Kasanga is also the sponsor of the Mental Health Bill in the Senate.

 “If we are going to be sincere as a leadership in dealing with the critical issue of mental health, we should not be building institutions of mental health, but focusing more on establishing a community-based approach,” she said during the launch of International Institute for Legislative Affairs (ILA) Strategic Plan 2022/26 in Nairobi recently.

In the Strategic Plan, ILA is prioritising issues including mental health, road safety, illicit financial flows and unclaimed financial assets in its policy advocacy activities.

Strategic Plan is organised into five sections that deal with a number of those social issues.

Kasanga projected that the number of people battling mental health could be higher than the World Health Organisation’s estimates of one out of four Kenyans.

“With the current economic crisis, the number of people with mental health condition could be two out of four,” Kasanga said.

She has called on the national and county governments to focus on building an army of community health workers well versed on mental health to avert a further crisis.
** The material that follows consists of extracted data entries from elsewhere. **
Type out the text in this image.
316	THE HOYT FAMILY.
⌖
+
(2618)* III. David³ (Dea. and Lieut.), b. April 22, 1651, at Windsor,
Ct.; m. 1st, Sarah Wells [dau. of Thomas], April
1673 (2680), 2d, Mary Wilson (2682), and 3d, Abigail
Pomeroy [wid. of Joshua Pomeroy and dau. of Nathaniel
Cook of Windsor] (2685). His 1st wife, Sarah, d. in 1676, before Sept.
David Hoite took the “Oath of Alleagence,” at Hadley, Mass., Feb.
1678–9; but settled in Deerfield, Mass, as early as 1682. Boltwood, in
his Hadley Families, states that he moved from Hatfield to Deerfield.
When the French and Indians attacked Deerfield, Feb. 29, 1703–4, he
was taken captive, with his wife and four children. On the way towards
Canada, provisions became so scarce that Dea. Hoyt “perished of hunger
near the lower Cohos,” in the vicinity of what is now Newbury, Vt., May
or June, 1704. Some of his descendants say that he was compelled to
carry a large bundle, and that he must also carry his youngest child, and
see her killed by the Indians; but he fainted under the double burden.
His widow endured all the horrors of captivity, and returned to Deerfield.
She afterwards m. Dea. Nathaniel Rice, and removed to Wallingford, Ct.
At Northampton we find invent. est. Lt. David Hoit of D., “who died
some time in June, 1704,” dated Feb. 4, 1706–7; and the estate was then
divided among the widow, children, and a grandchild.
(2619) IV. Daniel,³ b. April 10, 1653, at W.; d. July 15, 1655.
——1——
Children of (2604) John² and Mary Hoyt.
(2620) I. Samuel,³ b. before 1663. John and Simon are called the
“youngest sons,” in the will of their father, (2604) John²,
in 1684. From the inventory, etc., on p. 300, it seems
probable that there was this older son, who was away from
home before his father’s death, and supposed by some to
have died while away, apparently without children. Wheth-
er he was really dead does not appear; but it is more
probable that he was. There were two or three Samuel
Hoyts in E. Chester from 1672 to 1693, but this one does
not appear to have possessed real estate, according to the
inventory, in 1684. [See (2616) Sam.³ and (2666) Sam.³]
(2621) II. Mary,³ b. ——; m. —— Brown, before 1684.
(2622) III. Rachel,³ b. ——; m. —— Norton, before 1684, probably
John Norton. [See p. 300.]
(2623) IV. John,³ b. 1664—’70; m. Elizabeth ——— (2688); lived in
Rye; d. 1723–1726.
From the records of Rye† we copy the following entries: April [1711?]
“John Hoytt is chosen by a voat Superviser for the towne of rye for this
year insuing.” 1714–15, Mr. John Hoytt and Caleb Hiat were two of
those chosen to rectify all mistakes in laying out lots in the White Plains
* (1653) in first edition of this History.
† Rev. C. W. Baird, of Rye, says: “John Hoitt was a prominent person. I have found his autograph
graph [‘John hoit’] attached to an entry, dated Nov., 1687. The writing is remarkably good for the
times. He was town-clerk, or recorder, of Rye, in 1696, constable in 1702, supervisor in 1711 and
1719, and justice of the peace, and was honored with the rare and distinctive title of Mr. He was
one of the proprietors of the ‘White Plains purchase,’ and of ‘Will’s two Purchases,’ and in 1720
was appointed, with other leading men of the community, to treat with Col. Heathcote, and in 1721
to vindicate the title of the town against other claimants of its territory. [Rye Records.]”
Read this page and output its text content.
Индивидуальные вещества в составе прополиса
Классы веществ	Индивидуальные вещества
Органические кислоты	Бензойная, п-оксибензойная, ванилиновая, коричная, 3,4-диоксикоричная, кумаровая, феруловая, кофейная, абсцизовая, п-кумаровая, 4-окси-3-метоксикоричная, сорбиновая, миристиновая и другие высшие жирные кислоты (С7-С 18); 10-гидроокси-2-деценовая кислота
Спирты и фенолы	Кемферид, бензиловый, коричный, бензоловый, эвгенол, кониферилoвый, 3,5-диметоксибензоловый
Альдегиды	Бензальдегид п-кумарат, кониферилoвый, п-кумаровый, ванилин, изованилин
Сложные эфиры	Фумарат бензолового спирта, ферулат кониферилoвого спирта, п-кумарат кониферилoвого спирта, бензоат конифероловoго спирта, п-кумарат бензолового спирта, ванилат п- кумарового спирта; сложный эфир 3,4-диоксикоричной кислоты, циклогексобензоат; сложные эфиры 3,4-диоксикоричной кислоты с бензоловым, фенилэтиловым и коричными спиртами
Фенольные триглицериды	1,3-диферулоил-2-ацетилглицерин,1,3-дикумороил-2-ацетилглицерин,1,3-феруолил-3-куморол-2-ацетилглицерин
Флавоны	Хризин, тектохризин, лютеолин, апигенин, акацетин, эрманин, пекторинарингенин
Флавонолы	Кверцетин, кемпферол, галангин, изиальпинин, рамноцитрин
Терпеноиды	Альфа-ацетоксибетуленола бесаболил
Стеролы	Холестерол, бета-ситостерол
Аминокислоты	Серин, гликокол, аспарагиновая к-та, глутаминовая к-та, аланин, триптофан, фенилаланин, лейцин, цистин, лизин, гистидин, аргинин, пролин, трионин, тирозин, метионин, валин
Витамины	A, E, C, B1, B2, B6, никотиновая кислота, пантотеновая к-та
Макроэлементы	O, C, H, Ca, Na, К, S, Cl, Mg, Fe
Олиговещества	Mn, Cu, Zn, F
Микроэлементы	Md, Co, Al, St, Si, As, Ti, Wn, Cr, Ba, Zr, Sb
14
“There is a need for us to have battalions of community-based health workers going door-to-door, raising awareness, fighting the stigma, and just bringing awareness and understanding of what mental health is,” she said.

Remarkable efforts

Bill is advocating for establishing a pool of community-based health workers who will also talk to people about nutrition, education, social welfare, and ethical issues that also lead to mental health conditions, family values, and all those related matters.

“Until as a society we organise ourselves to deal with those pertinent issues at the family level, we will not be able to deal with this rising epidemic as it is; it has to start at the family level,” she noted.

Kasanga said the Bill, which requires only a single vote at the Senate, will address most of the interventions needed to avert impending fatalities from mental health, if it becomes law.